Passing on a Tradition


What is an everyday ritual to some, is a fascinating activity to experience for others.

La Maya Tradition by Daniel Ochoa de Olza

For women and girls in one Spanish village, the accessory carries significant meaning and is a centerpiece of a beautiful cultural tradition that dates back hundreds of years.

Each year in May, in Colmenar Viejo, Spain, locals celebrate the Las Mayas tradition; a tradition that has its origins in pagan ritual. Central to this celebration are the Maya girls, young women from the village who are adorned with flower crowns and who must sit at the staged altars for hours as a representation of the coming of springtime, renewal and fertility.

The festivity of the Maya comes from pagan rites and dates from the medieval age, appearing in ancient documents and takes place every year at the beginning of May celebrating the beginning off the spring. A girl between 7 and 11 years is chosen as 'Maya' and should sit still, serious, and quiet for a couple of hours on an altar placed on the street and decorated with local flowers and plants. While La Maya is hieratically sitting on her chair a local band plays music and other young girls dressed in white offer sweets bakery to the visitors in a festive atmosphere, afterwards they walk to the church with their family where they attend a mass ceremony.” — Daniel Ochoa de Olza

Traditional Opera in rural China by Kevin Frayer

Sichuan opera is a distinctive, centuries-old tradition, conveying stories of tales of love, tradition and family honour, in rural China.

A central part of Sichuan culture, Sicuan Opera originated and was initially developed in the city of Chengdu, which is now the capital of the province and is well—known as the ‘Hometown of Opera’ in rural China.

Kevin Fraser travelled to Cangshan in Sichuan province to watch the Jinyuan Opera Company perform. He told IBTimes UK: "As a photographer it was a lovely experience. The performers were warm and inviting and I greatly admire their dedication to keeping this tradition alive."

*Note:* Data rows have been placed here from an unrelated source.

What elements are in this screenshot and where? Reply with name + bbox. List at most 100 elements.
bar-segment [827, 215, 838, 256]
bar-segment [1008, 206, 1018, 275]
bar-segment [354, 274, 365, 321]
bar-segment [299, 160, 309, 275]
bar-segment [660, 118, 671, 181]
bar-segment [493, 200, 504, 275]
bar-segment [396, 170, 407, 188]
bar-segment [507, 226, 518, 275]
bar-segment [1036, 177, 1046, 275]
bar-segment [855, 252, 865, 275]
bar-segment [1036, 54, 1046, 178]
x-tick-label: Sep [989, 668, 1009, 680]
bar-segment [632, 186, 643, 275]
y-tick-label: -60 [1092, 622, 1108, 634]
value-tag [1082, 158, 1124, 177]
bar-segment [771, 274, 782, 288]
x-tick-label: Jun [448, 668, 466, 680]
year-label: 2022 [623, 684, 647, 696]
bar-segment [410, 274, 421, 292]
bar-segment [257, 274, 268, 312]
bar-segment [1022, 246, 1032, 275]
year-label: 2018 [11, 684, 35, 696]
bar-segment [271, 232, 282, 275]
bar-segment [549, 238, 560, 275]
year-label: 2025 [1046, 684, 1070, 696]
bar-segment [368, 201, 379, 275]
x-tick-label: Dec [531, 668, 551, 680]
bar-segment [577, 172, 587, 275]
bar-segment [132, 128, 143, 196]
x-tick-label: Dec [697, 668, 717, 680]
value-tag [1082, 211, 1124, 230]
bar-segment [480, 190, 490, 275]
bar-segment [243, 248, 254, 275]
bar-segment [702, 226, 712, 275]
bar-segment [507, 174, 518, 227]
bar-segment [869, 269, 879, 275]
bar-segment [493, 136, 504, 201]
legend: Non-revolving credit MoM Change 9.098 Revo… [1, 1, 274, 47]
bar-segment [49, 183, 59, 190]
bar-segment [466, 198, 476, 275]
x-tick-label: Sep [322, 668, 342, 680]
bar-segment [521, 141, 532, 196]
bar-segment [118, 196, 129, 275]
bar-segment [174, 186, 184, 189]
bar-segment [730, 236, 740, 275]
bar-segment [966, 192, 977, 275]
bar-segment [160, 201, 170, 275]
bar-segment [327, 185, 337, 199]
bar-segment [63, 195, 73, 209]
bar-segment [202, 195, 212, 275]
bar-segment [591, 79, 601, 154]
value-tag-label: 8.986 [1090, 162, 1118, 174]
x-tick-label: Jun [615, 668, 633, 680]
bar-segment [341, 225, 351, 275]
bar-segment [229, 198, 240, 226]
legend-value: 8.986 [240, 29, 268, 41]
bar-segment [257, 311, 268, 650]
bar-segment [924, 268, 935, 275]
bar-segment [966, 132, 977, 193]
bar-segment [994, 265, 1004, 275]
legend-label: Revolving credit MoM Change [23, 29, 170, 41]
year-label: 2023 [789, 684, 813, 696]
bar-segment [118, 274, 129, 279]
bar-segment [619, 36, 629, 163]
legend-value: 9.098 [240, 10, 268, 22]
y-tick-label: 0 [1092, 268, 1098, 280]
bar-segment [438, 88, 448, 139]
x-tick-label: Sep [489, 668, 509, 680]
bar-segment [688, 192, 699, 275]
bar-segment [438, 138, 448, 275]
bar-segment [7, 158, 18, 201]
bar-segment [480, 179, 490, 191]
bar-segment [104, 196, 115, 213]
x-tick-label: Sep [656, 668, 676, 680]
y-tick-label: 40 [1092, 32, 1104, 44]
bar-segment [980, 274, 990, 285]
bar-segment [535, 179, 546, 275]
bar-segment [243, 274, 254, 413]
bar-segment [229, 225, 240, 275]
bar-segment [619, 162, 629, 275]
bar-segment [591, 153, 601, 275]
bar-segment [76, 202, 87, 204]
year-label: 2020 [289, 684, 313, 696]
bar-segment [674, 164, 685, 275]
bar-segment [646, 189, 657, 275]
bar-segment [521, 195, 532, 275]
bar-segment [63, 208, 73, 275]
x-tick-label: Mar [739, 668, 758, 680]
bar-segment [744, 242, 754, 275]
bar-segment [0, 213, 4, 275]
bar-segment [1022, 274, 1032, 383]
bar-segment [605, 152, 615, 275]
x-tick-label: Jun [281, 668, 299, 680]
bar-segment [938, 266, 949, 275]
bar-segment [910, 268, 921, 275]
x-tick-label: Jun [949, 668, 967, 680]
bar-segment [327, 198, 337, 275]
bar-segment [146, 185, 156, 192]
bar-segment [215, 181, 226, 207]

African Masks by Phyllis Galembo

Phyllis Galembo’s interest in the masquerade traditions of Africa and its diaspora began when she first encountered people wearing masks in Nigeria in 1985. Since then, she has travelled widely in west and central Africa and regularly to Haiti, and has been documenting the transformative and powerful masks of this nation. Galembo’s resulting book, Maske, was first published in 2010 but has since been updated and then republished by Aperture in 2016.

Historian and curator Chika Okeke-Agula, who participated in masquerades when he was a child growing up in Nigeria, introduces the book, and describes the tradition:

“Her subjects are participants in masquerade events, both traditional African ceremonies and contemporary fancy dress and carnival, all of whom use costume, body paint and masks to create mythic characters – sometimes entertaining and humorous, often dark and frightening, and always powerful and thrilling.”